Pronounced /ˈkʌkɪŋ-stuːl/Help with pronunciation

Is the image that comes to mind of a woman in a seat on a pivoted plank being ducked in the local pond? If so, you’re nearly right. Two punishment devices are known in medieval and post-medieval England with closely similar names, the one having evolved from the other. Much confusion among writers has resulted. The one that I’ve described is properly called a ducking-stool, a name that needs no explanation.

A ducking-stool
An illustration of a rather ornate ducking-stool from George Clarke’s History of Ipswich of 1830. The scold is wearing a brank or iron bridle.

The cucking-stool was rather different, as you may judge from a genteel comment by Robert Chambers in his Book of Days in 1863: “The cucking-stool was a seat of a kind which delicacy forbids us particularly to describe.” You can appreciate why he said that when you realise that cucking derives from cack, faeces, which is also to be found in cack-handed. A cucking-stool was a commode, called at the time a close-stool — a covered chamber pot in a wooden seat.

The offender was placed on the stool as a punishment designed to subject her to embarrassment and ignominy. (The device was used for women only: men had the pillory.) The stool was often fitted with wheels so that she could be paraded about the town. The stool later became a chair for ducking the offender in a pond, but the old name was sometimes preserved.

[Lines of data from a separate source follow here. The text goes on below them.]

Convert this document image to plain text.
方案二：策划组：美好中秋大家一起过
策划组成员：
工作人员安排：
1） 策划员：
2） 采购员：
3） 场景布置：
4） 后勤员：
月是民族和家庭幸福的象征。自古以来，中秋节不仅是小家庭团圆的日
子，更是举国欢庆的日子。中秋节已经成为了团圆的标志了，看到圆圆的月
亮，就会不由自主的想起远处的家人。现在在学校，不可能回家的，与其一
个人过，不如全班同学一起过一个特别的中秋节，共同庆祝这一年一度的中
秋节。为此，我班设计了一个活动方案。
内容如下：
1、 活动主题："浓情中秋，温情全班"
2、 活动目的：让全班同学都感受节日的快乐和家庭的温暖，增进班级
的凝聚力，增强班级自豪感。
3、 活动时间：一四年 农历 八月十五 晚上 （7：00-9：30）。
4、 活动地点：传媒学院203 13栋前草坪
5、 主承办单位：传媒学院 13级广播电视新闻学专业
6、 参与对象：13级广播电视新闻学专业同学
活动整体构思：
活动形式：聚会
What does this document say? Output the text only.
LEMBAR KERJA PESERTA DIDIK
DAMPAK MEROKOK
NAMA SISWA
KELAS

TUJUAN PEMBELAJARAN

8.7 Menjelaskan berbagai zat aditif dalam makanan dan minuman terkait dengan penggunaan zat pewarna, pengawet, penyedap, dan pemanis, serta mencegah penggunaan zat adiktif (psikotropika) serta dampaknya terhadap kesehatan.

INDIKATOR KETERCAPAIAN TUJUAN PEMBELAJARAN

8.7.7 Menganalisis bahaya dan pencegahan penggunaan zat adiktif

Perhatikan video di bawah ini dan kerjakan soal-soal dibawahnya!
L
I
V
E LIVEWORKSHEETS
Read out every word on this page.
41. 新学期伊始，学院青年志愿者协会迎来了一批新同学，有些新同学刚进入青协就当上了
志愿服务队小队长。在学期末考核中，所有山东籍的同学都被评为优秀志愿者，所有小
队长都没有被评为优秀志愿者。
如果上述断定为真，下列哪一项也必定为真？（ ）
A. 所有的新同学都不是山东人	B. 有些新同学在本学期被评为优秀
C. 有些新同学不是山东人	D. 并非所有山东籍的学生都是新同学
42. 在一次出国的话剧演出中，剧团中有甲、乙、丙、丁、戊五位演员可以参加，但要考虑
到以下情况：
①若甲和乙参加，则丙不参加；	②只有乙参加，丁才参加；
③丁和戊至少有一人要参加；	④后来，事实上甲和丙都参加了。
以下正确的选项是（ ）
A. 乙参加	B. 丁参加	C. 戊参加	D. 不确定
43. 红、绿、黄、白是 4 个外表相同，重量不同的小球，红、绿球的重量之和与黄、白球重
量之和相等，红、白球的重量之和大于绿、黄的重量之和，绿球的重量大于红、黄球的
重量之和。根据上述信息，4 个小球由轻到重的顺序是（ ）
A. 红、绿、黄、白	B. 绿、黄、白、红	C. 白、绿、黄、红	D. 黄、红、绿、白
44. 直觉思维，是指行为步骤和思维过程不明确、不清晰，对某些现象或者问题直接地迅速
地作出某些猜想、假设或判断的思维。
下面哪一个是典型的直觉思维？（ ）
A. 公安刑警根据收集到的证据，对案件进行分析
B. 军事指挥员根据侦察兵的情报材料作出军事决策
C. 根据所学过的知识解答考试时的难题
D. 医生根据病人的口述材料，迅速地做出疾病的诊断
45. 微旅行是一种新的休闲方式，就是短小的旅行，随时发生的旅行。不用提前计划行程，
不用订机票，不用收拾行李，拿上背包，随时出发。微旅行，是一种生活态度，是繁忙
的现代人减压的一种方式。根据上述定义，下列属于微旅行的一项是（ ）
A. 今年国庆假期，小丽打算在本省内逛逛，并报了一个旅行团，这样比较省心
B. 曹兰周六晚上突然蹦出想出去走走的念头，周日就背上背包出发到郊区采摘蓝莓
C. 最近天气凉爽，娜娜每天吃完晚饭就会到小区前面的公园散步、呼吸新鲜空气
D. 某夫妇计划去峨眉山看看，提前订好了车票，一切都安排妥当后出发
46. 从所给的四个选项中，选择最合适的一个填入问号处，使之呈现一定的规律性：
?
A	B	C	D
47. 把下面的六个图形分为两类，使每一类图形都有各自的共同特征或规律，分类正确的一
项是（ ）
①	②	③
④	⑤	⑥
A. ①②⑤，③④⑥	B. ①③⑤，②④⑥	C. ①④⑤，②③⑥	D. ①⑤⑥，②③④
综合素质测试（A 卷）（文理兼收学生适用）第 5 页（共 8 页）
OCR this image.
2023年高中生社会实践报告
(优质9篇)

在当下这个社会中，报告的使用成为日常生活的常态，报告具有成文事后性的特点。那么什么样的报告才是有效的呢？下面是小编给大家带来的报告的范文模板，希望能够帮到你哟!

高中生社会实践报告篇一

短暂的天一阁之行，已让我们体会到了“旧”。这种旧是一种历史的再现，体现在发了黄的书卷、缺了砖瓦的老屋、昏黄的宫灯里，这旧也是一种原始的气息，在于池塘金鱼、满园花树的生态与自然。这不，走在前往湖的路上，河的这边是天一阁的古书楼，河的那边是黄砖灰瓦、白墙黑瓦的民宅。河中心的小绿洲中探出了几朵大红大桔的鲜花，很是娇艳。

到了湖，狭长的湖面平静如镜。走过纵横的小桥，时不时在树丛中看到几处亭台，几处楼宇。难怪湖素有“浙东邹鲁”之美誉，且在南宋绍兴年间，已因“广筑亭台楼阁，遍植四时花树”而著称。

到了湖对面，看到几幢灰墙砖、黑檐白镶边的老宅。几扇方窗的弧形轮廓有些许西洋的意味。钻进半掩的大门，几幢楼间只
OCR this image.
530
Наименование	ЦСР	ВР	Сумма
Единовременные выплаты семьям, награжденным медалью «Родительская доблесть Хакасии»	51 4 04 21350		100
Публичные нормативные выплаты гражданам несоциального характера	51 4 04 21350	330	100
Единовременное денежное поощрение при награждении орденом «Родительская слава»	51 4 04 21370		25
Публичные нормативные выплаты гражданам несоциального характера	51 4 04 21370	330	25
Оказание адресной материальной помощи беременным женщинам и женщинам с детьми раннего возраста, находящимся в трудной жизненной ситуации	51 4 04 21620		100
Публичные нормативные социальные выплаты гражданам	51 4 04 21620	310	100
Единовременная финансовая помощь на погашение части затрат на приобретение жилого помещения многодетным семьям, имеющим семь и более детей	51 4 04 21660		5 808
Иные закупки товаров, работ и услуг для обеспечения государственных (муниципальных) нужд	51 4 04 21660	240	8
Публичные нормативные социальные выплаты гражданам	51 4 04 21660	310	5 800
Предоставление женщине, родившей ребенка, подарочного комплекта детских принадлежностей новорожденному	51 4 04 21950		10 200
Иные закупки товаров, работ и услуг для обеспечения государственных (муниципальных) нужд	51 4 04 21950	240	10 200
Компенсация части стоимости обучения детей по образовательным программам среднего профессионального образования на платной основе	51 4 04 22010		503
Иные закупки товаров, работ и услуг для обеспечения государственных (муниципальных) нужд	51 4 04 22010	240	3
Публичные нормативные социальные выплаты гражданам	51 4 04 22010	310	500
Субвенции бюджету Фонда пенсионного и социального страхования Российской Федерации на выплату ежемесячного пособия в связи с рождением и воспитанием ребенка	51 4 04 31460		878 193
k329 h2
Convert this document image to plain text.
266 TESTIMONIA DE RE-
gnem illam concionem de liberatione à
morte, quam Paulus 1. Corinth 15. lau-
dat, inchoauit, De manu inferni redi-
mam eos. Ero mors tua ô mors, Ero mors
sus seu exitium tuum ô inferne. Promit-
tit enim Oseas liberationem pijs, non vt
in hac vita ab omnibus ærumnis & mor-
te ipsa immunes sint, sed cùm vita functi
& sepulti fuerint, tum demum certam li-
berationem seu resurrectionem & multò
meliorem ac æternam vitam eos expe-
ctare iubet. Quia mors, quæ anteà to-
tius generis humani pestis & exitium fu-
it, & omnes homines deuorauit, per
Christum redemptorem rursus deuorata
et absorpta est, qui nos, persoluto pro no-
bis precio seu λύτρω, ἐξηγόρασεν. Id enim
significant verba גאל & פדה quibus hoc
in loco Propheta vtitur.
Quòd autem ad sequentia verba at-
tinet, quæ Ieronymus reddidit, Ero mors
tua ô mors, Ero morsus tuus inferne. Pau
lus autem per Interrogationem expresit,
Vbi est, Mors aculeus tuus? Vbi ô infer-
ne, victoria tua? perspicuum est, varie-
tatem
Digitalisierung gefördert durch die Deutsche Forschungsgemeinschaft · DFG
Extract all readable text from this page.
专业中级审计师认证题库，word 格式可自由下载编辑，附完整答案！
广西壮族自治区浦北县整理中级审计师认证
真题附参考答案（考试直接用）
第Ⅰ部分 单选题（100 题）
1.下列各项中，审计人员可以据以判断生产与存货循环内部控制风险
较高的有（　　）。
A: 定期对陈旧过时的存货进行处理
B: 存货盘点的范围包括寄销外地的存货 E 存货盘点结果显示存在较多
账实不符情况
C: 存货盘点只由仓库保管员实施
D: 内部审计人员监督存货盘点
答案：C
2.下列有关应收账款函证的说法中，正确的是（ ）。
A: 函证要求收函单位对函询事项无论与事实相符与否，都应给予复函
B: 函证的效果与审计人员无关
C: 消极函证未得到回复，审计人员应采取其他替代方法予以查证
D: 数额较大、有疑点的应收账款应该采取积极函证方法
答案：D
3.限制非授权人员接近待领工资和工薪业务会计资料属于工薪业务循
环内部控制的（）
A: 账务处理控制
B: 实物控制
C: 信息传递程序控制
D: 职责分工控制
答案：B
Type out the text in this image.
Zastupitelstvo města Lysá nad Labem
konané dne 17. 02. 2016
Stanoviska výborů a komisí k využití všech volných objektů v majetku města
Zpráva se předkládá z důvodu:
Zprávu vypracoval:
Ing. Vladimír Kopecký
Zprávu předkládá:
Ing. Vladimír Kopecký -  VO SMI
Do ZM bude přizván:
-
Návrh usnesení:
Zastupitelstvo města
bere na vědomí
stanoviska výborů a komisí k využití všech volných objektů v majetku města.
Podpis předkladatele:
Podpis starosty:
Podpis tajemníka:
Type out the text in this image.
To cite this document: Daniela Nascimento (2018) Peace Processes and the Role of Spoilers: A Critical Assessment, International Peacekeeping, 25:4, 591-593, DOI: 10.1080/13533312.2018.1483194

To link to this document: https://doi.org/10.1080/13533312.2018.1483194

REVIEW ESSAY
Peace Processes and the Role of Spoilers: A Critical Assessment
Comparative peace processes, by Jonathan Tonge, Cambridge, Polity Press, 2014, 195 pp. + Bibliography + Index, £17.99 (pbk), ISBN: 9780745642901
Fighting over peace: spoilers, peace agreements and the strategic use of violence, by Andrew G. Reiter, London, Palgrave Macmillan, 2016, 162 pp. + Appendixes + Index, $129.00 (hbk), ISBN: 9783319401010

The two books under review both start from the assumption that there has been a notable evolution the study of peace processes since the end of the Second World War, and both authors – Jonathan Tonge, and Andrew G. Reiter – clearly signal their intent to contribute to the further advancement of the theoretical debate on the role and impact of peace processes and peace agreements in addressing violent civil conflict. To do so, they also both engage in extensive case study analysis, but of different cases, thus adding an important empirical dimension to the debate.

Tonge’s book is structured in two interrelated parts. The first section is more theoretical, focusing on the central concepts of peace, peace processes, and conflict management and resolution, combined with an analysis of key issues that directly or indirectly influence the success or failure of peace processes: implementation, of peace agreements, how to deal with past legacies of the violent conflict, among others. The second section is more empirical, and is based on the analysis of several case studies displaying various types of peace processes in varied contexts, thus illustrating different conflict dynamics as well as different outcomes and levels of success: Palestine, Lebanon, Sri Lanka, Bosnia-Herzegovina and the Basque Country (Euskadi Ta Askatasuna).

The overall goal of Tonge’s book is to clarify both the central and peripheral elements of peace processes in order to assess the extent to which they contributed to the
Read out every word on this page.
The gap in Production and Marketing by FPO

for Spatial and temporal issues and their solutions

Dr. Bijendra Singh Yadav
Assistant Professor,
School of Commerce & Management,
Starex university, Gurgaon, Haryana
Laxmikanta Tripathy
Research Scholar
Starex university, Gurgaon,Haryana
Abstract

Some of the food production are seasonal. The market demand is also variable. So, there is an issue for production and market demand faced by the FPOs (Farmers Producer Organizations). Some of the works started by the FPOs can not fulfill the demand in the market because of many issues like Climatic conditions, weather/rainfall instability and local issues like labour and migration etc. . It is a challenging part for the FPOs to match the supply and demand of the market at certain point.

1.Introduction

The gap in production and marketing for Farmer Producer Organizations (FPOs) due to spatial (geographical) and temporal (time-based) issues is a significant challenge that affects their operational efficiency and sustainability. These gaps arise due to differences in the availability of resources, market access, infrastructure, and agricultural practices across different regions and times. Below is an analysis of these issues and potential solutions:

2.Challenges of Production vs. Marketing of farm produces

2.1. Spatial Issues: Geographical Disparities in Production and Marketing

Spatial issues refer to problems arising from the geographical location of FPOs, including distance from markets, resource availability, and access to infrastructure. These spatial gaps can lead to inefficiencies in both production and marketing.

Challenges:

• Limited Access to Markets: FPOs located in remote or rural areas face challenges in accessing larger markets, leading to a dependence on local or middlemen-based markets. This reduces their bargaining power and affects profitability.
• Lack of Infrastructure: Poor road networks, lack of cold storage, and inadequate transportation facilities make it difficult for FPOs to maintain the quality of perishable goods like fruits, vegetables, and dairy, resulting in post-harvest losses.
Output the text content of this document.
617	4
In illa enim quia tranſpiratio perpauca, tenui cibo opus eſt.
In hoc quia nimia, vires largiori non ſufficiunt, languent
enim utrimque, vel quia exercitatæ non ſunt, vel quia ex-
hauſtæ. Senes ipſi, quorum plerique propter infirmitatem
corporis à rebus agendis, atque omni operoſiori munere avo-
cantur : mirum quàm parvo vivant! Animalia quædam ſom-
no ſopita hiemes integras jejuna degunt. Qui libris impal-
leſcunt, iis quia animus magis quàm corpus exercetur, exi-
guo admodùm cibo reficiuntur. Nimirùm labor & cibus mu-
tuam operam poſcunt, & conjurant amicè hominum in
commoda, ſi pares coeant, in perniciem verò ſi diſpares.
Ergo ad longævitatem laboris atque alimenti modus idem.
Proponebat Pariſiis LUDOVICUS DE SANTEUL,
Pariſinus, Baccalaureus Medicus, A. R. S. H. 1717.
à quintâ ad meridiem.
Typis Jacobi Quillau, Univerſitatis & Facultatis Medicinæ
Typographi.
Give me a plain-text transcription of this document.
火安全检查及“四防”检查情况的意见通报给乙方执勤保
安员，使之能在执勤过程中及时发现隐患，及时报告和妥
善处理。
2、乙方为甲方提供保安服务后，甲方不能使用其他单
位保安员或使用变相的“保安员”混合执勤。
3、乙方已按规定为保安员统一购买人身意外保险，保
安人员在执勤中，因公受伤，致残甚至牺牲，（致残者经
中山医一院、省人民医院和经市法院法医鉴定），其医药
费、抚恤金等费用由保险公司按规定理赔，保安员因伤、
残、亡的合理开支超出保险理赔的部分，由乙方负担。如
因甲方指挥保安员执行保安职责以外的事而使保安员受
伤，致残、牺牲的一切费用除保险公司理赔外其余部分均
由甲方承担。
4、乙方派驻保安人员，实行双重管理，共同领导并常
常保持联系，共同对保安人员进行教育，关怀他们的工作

The main offence punished by both devices was of being a scold, a woman who constantly nags or grumbles. This was considered to be not just a problem for her immediate family but for the community at large and to need firm action to quieten her down. The punishment was also for brewers who sold bad ale or bakers who gave short measure, because most brewers and bakers in medieval times were women.